Professor Tachi's work – "developing a tele-existence cockpit to control a humanoid robot" – is part of an ongoing governmental Humanoid Robotics Project dating back to Japan's fiscal 1998/1999, and shortly after.

To Professor Tachi the robot "is a tool to expand ability. One might wish to travel as far as to the Swiss Alps or to insert one's self into small places like vessels in a human body. Robots can make such possible, for if one can share visual, auditory, tactical and kinesthetic senses with a robot, you can control it as if you were inside it, soon able to do what the robot does".

Actually, he pointed out, a tele-existent robot was developed in the late 1980s, but it could only handle simple tasks like stacking boxes and opening valves by tracing an operator's motions. "Operator," he explained, "was at the master control system, seeing the same images as the robot, moving hands and arms as if doing the tasks, so we began further work, aware of the potential of tele-existence".

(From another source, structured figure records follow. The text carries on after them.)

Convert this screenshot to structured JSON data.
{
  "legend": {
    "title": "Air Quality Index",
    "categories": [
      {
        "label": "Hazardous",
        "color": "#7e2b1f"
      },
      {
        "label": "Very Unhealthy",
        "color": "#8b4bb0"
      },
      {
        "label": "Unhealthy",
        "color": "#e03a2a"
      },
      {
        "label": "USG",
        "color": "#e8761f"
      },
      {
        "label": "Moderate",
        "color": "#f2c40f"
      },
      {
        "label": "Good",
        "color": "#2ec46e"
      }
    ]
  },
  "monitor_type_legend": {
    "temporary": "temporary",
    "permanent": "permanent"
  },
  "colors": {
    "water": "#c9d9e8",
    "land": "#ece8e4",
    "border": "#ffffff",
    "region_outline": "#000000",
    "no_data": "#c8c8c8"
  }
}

Work advanced to a first prototype system stage, in fiscal 2000/2002, with a robot with ability to walk, not run, with two legs; moving both head and arms.

"The cockpit operator", Tachi continued, "feels the robot touches or holds something and will also hear and see what the robot does, cockpit also functioning as an Internet service, thus allowing the person to control the robot via Internet, at least partly. At the present time, cockpit and robot are connected exclusively to each other, but we seek to develop a faster information network, one like an optical fibre being essential. Ideally, a robot should be accessible for everybody from anywhere".

To the robotics scientist, artificial intelligence to ensure safety is "another must".

"In a world where tele-existence robots work among human beings, they must be intelligent enough to control their behaviour so as not to harm or endanger humans. There is still much research on this artificial intelligence, and to date, only a few have been pursuing that direction.

"To be practical, too, is important. We might also need a licensing system for particular types of robots' work, such as rescuing people from under rubble, as evokes the tragic work still being done in the wake of the World Trade Center disaster, or no less important, a system for caring for the elderly or the sick."